1 De Heer had ook nog tegen Mozes gezegd: 2 ‘Elke oudste zoon en elk dier dat het eerst geboren wordt, is heilig. Alles wat het eerst geboren wordt, is voor mij.’
De Israëlieten moeten het Paasfeest blijven vieren
3 Mozes had tegen de Israëlieten gezegd: ‘Blijf altijd denken aan deze dag, en eet dan brood zonder gist. Want op deze dag zijn jullie weggegaan uit het land van de slavernij. Toen heeft de Heer jullie zijn grote macht laten zien en jullie uit Egypte bevrijd. 4 Op deze dag van de eerste maand gingen jullie weg uit Egypte.
5 De Heer zal jullie naar het land brengen waar nu nog de Kanaänieten en andere volken wonen. Dat land heeft hij plechtig beloofd aan jullie voorouders. Het is een land waar voor iedereen genoeg te eten en te drinken is, meer dan genoeg.
Als jullie in dat land zijn, moeten jullie elk jaar in de eerste maand feestvieren. 6-7 Zeven dagen lang moeten jullie dan brood zonder gist eten. En al die tijd mag er in jullie land niets te vinden zijn waar gist in zit. Op de zevende dag is er dan een feest voor de Heer. 8 Op die dag moeten jullie aan je kinderen vertellen waarom je dit feest viert. Je moet dan zeggen: ‘Omdat de Heer ons uit Egypte heeft bevrijd.’
9 Door dat feest zullen jullie altijd denken aan wat er gebeurd is. Altijd zullen jullie eraan denken dat de Heer zijn grote macht heeft laten zien en jullie uit Egypte bevrijd heeft. Op het feest zullen jullie elkaar altijd vertellen wat de Heer van ons wil. 10 Vier dat feest elk jaar op de afgesproken tijd.
Elke oudste zoon is voor de Heer
11 De Heer zal jullie naar het land van de Kanaänieten brengen. Dat heeft hij jullie en je voorouders beloofd. Als jullie daar wonen, 12 zal elke oudste zoon voor de Heer bestemd zijn. Ook elk mannelijk dier dat het eerst geboren wordt, is voor hem. 13 Maar niet het eerste jong van een ezel. In plaats daarvan moet je een lam geven, of je moet de nek van het jong van de ezel breken. En in plaats van je oudste zoon moet je een geldbedrag aan de Heer geven.
14 Je kinderen zullen later vragen waarom je dat doet. Dan moet je zeggen: ‘De Heer heeft zijn grote macht laten zien en ons uit de slavernij in Egypte bevrijd. 15 De farao wilde ons pas laten gaan, toen de Heer de oudste zoon van elke Egyptenaar doodde en het eerste jong van elk dier. Daarom offer ik het eerste jong van elk dier. En daarom betaal ik een geldbedrag voor mijn oudste zoon.’

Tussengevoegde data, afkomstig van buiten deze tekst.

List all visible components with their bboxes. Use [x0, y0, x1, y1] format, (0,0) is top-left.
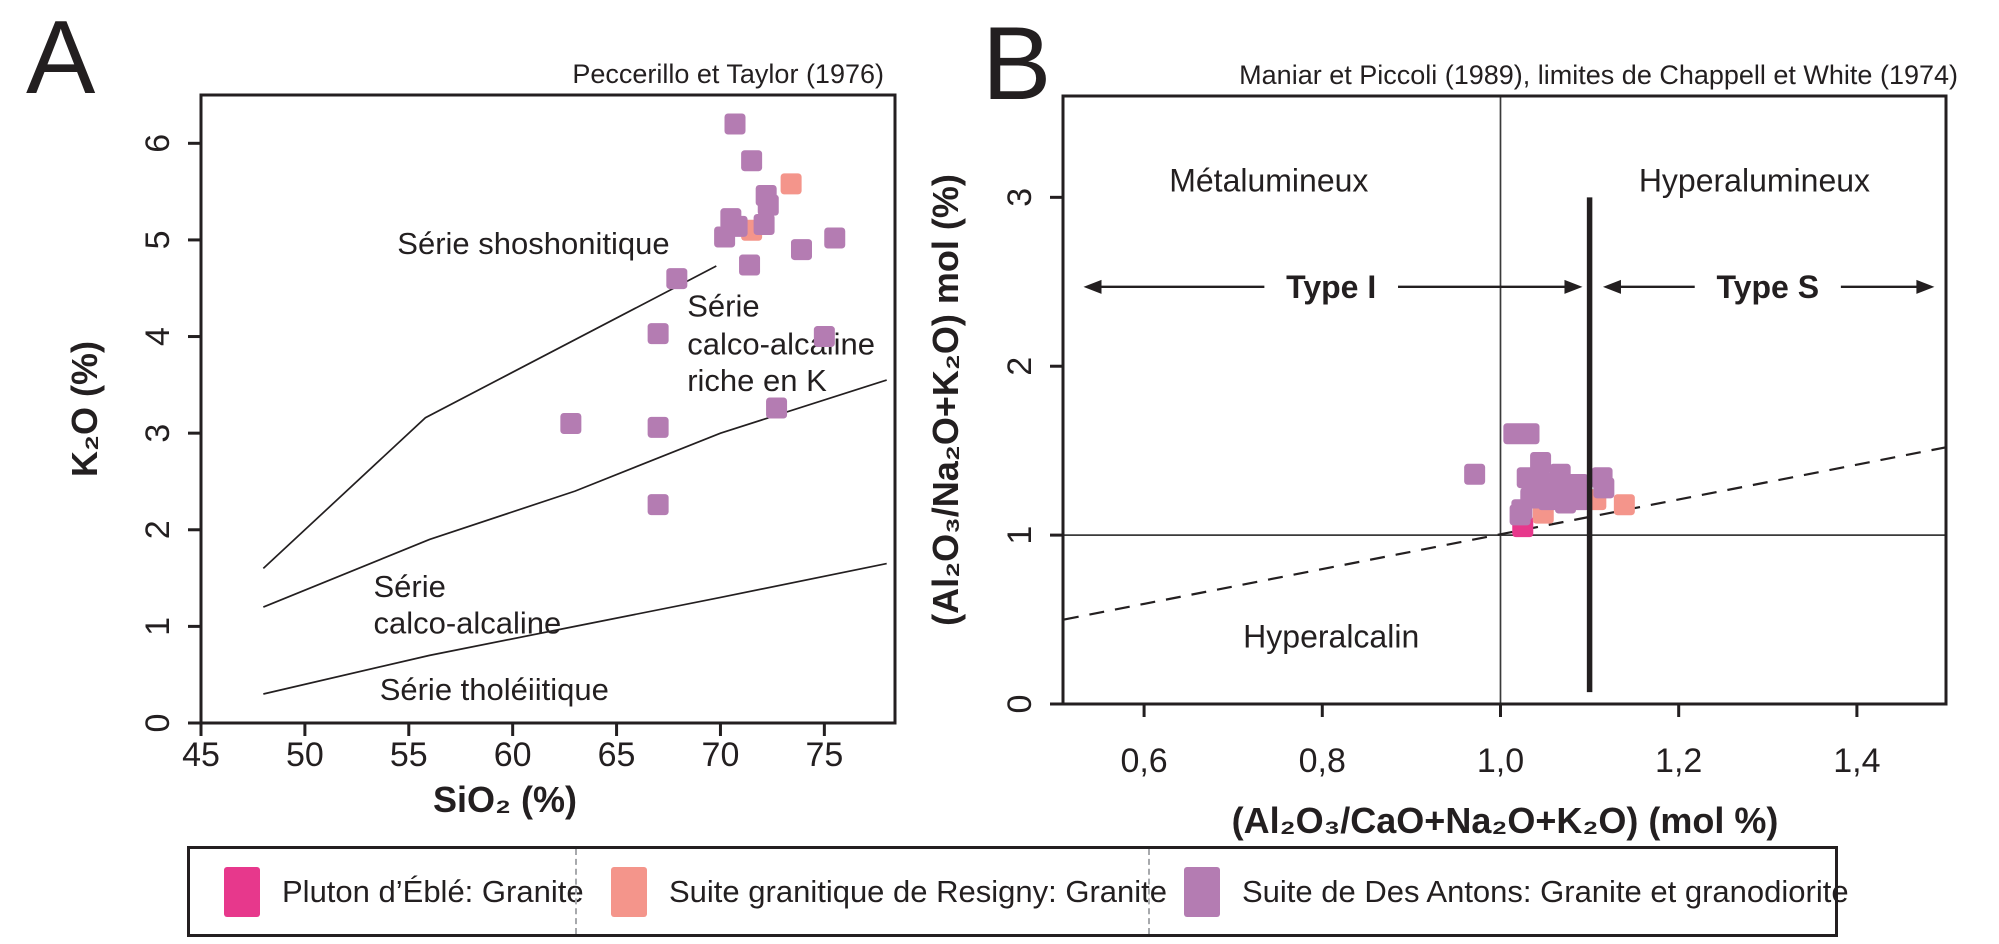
- data-point: [1538, 489, 1560, 511]
- field-arrow-head: [1083, 279, 1102, 294]
- legend-item-eble: Pluton d’Éblé: Granite: [190, 849, 584, 934]
- legend-label-des-antons: Suite de Des Antons: Granite et granodio…: [1242, 873, 1849, 909]
- x-tick-label: 0,6: [1120, 742, 1167, 780]
- field-arrow-head: [1602, 279, 1621, 294]
- data-point: [813, 326, 835, 348]
- y-tick-label: 6: [139, 134, 177, 153]
- y-tick-label: 1: [139, 617, 177, 636]
- y-tick-label: 4: [139, 327, 177, 346]
- region-label: Type S: [1717, 269, 1820, 305]
- y-tick-label: 1: [1001, 526, 1039, 545]
- data-point: [780, 173, 802, 195]
- data-point: [1464, 463, 1486, 485]
- y-axis-title: (Al₂O₃/Na₂O+K₂O) mol (%): [925, 174, 966, 626]
- region-label: Série: [373, 569, 445, 604]
- chart-title: Maniar et Piccoli (1989), limites de Cha…: [1239, 60, 1958, 90]
- data-point: [753, 213, 775, 235]
- data-point: [824, 227, 846, 249]
- data-point: [1516, 467, 1538, 489]
- region-label: Hyperalcalin: [1243, 618, 1419, 654]
- field-arrow-head: [1564, 279, 1583, 294]
- x-tick-label: 1,0: [1477, 742, 1524, 780]
- data-point: [741, 150, 763, 172]
- legend-label-eble: Pluton d’Éblé: Granite: [282, 873, 584, 909]
- legend: Pluton d’Éblé: Granite Suite granitique …: [187, 846, 1849, 937]
- des-antons-swatch-icon: [1184, 866, 1220, 917]
- data-point: [560, 412, 582, 434]
- panel-a-letter: A: [26, 0, 96, 116]
- data-point: [1509, 504, 1531, 526]
- y-tick-label: 3: [1001, 188, 1039, 207]
- x-axis-title: SiO₂ (%): [433, 779, 577, 820]
- plot-b: Métalumineux Hyperalumineux Type I Type S Hy…: [925, 60, 1958, 841]
- plot-a: Série shoshonitiqueSériecalco-alcalineri…: [64, 59, 897, 820]
- tholeiitic-boundary: [263, 562, 887, 695]
- x-tick-label: 50: [286, 736, 324, 774]
- legend-item-resigny: Suite granitique de Resigny: Granite: [575, 849, 1167, 934]
- region-label: Métalumineux: [1169, 162, 1368, 198]
- panel-b-letter: B: [982, 6, 1052, 122]
- x-tick-label: 1,4: [1833, 742, 1880, 780]
- plot-frame: [199, 93, 897, 725]
- eble-swatch-icon: [224, 866, 260, 917]
- data-point: [1518, 423, 1540, 445]
- region-label: Série shoshonitique: [397, 226, 669, 261]
- x-tick-label: 1,2: [1655, 742, 1702, 780]
- x-tick-label: 65: [598, 736, 636, 774]
- legend-label-resigny: Suite granitique de Resigny: Granite: [669, 873, 1168, 909]
- resigny-swatch-icon: [611, 866, 647, 917]
- data-point: [739, 254, 761, 276]
- one-to-one-dashed-line: [1063, 446, 1947, 621]
- shoshonitic-boundary: [262, 265, 717, 570]
- data-point: [724, 113, 746, 135]
- x-tick-label: 75: [805, 736, 843, 774]
- x-tick-label: 70: [702, 736, 740, 774]
- y-tick-label: 5: [139, 230, 177, 249]
- region-label: Série: [687, 289, 759, 324]
- x-axis-title: (Al₂O₃/CaO+Na₂O+K₂O) (mol %): [1232, 800, 1779, 841]
- region-label: Type I: [1286, 269, 1376, 305]
- region-label: Hyperalumineux: [1639, 162, 1870, 198]
- y-tick-label: 2: [139, 520, 177, 539]
- data-point: [1535, 472, 1557, 494]
- x-tick-label: 0,8: [1299, 742, 1346, 780]
- legend-item-des-antons: Suite de Des Antons: Granite et granodio…: [1148, 849, 1849, 934]
- y-tick-label: 3: [139, 424, 177, 443]
- region-label: riche en K: [687, 363, 827, 398]
- data-point: [666, 268, 688, 290]
- x-tick-label: 55: [390, 736, 428, 774]
- data-point: [647, 494, 669, 516]
- data-point: [757, 194, 779, 216]
- chart-title: Peccerillo et Taylor (1976): [572, 59, 884, 89]
- data-point: [790, 239, 812, 261]
- data-point: [1613, 494, 1635, 516]
- data-point: [726, 215, 748, 237]
- x-tick-label: 60: [494, 736, 532, 774]
- plot-frame: [1061, 94, 1948, 706]
- region-label: calco-alcaline: [687, 326, 875, 361]
- series-des_antons_purple: [1464, 423, 1615, 526]
- y-tick-label: 2: [1001, 357, 1039, 376]
- data-point: [1568, 489, 1590, 511]
- y-axis-title: K₂O (%): [64, 341, 105, 477]
- data-point: [766, 397, 788, 419]
- region-label: calco-alcaline: [373, 606, 561, 641]
- x-tick-label: 45: [182, 736, 220, 774]
- y-tick-label: 0: [1001, 695, 1039, 714]
- data-point: [647, 323, 669, 345]
- field-arrow-head: [1916, 279, 1935, 294]
- data-point: [1593, 477, 1615, 499]
- region-label: Série tholéiitique: [380, 672, 609, 707]
- data-point: [647, 416, 669, 438]
- series-des_antons_purple: [560, 113, 846, 516]
- y-tick-label: 0: [139, 714, 177, 733]
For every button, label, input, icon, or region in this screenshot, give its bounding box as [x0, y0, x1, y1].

16 Ook door die gewoonte zullen jullie er altijd aan denken dat de Heer zijn macht heeft laten zien, en dat hij ons uit Egypte bevrijd heeft.’
De Israëlieten gaan veilig door de zee
Het volk is op weg naar de Rietzee
17 Toen de farao de Israëlieten had laten gaan, leidde God hen niet door het land van de Filistijnen. Dat was wel de kortste weg. Maar God dacht: Als ze moeten vechten tegen de Filistijnen, willen ze misschien terug naar Egypte. Dan krijgen ze misschien spijt dat ze weggegaan zijn. 18 Daarom liet God de Israëlieten een omweg maken. Hij leidde ze door de woestijn naar de Rietzee.
De Israëlieten waren goed voorbereid uit Egypte vertrokken. 19 Mozes had het lichaam van Jozef meegenomen. Want Jozef had gezegd: ‘God zal jullie helpen. Als jullie uit Egypte weggaan, moeten jullie mijn lichaam meenemen.’ De Israëlieten hadden plechtig beloofd dat ze dat zouden doen.
20 De Israëlieten kwamen eerst in Sukkot. Daarna gingen ze verder naar de stad Etam, aan de rand van de woestijn. Daar zetten ze hun tenten neer. 21 De Heer ging voor de Israëlieten uit, overdag in een grote wolk en ’s nachts in een vuur. Zo wees hij hun de weg. Daardoor konden ze dag en nacht verdergaan. 22 Want overdag ging de wolk altijd voor hen uit, en ’s nachts het vuur.